6) Migration resistance The test piece of 5) above was applied at 85 ° C, 85% RH, 50VDC, and the insulation resistance between the terminals was measured.
7) Rigidity One prepreg is used, the copper foil is removed by etching after lamination molding, this is cut into 40x20mm, this end is fixed, and a weight of 2g is attached to the other tip, I measured the distance.
8) Warpage A plate with a workpiece size of 250x250mm was placed on the surface plate, and the maximum value of warpage was measured.

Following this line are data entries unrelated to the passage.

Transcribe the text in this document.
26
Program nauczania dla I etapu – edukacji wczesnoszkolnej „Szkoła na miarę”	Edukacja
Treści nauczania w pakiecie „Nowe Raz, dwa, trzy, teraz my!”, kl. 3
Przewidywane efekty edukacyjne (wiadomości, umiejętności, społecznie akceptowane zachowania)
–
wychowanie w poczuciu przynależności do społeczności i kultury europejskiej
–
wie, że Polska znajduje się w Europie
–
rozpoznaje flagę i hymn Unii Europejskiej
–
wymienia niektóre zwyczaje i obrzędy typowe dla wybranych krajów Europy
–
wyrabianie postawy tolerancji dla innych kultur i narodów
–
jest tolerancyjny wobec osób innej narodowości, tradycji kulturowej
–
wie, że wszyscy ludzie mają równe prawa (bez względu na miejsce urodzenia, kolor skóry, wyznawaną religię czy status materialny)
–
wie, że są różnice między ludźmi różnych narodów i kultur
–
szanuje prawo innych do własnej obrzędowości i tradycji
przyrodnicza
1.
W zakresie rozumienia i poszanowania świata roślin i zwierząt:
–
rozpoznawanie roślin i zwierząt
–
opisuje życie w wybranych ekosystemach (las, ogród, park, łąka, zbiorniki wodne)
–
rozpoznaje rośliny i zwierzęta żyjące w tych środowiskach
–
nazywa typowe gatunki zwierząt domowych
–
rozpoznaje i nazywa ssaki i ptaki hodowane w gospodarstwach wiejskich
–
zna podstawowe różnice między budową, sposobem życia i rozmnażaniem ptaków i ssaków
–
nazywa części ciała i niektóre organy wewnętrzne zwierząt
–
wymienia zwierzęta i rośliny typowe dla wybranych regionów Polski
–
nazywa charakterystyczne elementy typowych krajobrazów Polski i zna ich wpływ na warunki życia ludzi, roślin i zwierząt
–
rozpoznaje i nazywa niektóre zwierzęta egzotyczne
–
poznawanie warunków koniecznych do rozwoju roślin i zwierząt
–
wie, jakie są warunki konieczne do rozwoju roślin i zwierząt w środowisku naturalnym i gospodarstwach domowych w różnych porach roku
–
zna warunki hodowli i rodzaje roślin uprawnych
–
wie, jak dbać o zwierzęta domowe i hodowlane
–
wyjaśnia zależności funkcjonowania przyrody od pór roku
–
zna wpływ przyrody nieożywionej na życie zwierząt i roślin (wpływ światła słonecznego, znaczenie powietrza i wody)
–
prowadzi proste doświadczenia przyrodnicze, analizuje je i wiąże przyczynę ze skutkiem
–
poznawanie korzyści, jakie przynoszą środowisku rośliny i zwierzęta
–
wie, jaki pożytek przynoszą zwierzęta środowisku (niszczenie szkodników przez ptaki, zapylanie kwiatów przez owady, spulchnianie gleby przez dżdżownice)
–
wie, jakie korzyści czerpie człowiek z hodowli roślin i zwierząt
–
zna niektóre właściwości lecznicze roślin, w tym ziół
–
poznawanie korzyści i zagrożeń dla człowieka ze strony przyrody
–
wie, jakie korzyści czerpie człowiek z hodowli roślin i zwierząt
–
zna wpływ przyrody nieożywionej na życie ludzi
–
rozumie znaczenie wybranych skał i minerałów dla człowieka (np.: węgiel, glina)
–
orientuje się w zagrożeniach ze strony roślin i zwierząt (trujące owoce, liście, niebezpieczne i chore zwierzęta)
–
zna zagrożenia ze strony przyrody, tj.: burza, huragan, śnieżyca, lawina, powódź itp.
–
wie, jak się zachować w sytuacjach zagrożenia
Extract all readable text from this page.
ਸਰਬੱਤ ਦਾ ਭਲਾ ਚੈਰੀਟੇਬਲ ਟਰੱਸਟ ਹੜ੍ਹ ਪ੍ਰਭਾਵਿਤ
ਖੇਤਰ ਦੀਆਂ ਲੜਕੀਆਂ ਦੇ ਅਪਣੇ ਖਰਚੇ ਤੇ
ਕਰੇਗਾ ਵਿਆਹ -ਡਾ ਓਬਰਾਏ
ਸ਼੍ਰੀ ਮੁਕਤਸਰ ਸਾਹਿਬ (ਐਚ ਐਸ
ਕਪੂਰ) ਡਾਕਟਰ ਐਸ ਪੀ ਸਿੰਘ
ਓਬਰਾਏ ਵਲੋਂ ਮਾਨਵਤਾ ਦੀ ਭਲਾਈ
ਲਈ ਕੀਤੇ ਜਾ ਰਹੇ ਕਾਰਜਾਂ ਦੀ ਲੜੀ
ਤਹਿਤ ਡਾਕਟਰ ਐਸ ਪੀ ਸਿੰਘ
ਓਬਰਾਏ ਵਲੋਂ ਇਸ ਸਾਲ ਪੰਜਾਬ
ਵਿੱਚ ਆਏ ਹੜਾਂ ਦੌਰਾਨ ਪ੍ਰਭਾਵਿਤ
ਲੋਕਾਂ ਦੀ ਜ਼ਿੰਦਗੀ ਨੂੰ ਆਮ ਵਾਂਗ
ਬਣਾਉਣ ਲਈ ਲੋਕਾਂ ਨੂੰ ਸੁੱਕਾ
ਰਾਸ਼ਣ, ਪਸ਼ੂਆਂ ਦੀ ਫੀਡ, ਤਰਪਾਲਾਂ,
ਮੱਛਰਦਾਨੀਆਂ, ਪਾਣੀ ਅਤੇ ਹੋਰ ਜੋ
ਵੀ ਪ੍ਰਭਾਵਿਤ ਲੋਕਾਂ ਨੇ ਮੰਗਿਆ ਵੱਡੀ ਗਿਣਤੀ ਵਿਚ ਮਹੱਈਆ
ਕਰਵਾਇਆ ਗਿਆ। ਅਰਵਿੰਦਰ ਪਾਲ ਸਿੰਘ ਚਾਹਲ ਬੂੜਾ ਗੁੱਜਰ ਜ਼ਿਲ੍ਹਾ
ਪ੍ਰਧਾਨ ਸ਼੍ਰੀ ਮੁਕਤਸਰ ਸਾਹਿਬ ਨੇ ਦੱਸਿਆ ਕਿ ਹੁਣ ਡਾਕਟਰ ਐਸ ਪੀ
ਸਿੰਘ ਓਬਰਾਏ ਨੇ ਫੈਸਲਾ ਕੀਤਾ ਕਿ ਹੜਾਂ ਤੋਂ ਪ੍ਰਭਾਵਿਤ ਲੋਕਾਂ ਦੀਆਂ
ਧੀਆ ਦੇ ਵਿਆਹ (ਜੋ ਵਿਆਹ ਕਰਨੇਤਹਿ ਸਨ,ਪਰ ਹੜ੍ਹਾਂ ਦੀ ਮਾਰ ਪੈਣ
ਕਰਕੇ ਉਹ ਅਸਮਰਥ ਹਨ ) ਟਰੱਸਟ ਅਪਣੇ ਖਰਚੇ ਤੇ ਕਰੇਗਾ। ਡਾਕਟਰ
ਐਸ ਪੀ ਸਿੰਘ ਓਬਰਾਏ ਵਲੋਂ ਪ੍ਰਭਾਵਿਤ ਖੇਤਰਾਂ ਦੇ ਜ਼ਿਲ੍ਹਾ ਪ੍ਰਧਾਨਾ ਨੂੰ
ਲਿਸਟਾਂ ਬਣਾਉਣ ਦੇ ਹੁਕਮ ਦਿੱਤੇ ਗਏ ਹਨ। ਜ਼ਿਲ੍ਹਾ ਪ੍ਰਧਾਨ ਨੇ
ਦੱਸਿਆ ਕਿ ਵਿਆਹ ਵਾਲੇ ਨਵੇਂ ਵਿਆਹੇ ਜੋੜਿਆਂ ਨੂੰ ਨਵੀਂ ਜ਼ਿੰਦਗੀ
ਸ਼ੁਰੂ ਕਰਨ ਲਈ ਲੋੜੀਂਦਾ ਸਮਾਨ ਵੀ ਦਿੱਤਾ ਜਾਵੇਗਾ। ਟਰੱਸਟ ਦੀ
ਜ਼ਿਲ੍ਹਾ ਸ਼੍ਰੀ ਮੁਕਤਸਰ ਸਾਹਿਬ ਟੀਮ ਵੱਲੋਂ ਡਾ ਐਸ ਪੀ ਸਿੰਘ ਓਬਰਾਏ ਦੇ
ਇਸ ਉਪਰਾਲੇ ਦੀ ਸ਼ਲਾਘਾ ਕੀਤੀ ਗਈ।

9) Surface unevenness The maximum value when the vertical direction was measured with a surface unevenness meter was moistened.

Claims (7)

Obtained by impregnating and drying a thermosetting resin composition on a glass cloth substrate made of a glass woven cloth having a thickness of 25 to 150 μm, a weight of 15 to 165 g / m ² , and an air permeability of 1 to 20 cm ³ / cm ² / sec. A high elastic modulus glass cloth for laser drilling, characterized in that a hole having a hole diameter of 0.15 mm or less is formed in a copper clad laminate having at least one copper foil layer in which copper foil is laminated on a prepreg to be formed Base material thermosetting resin copper clad laminate. 2. The high elastic modulus glass cloth for laser drilling according to claim 1, wherein the thermosetting resin composition of the copper clad laminate contains 10 to 80% by weight of an insulating inorganic filler based on the resin composition. Base material thermosetting resin copper clad laminate. The high-modulus glass cloth substrate thermosetting resin copper-clad laminate for laser drilling according to claim 1, wherein the glass woven fabric has a thickness of 25 to 40 µm and a weight of 15 to 27 g / m ² . The laser hole according to claim 1, 2 or 3, wherein the thermosetting resin composition uses a resin composition comprising a polyfunctional cyanate ester or a polyfunctional cyanate ester prepolymer as an essential component. High elastic modulus glass cloth base thermosetting resin copper clad laminate for punching. Drilling of a copper-clad laminate, wherein a hole having a hole diameter of 0.15 mm or less is drilled in the high-modulus glass cloth base thermosetting resin copper-clad laminate for laser drilling according to claim 1. Method. 6. The method for drilling a copper-clad laminate according to claim 5, wherein the drilling is performed with a carbon dioxide laser at an output of 20 to 60 mJ / pulse. The high-modulus glass cloth base thermosetting resin copper-clad laminate for laser drilling according to claim 1 is subjected to drilling with a hole diameter of 0.15 mm or less by a carbon dioxide gas laser. High elastic modulus glass cloth base thermosetting resin copper clad laminate.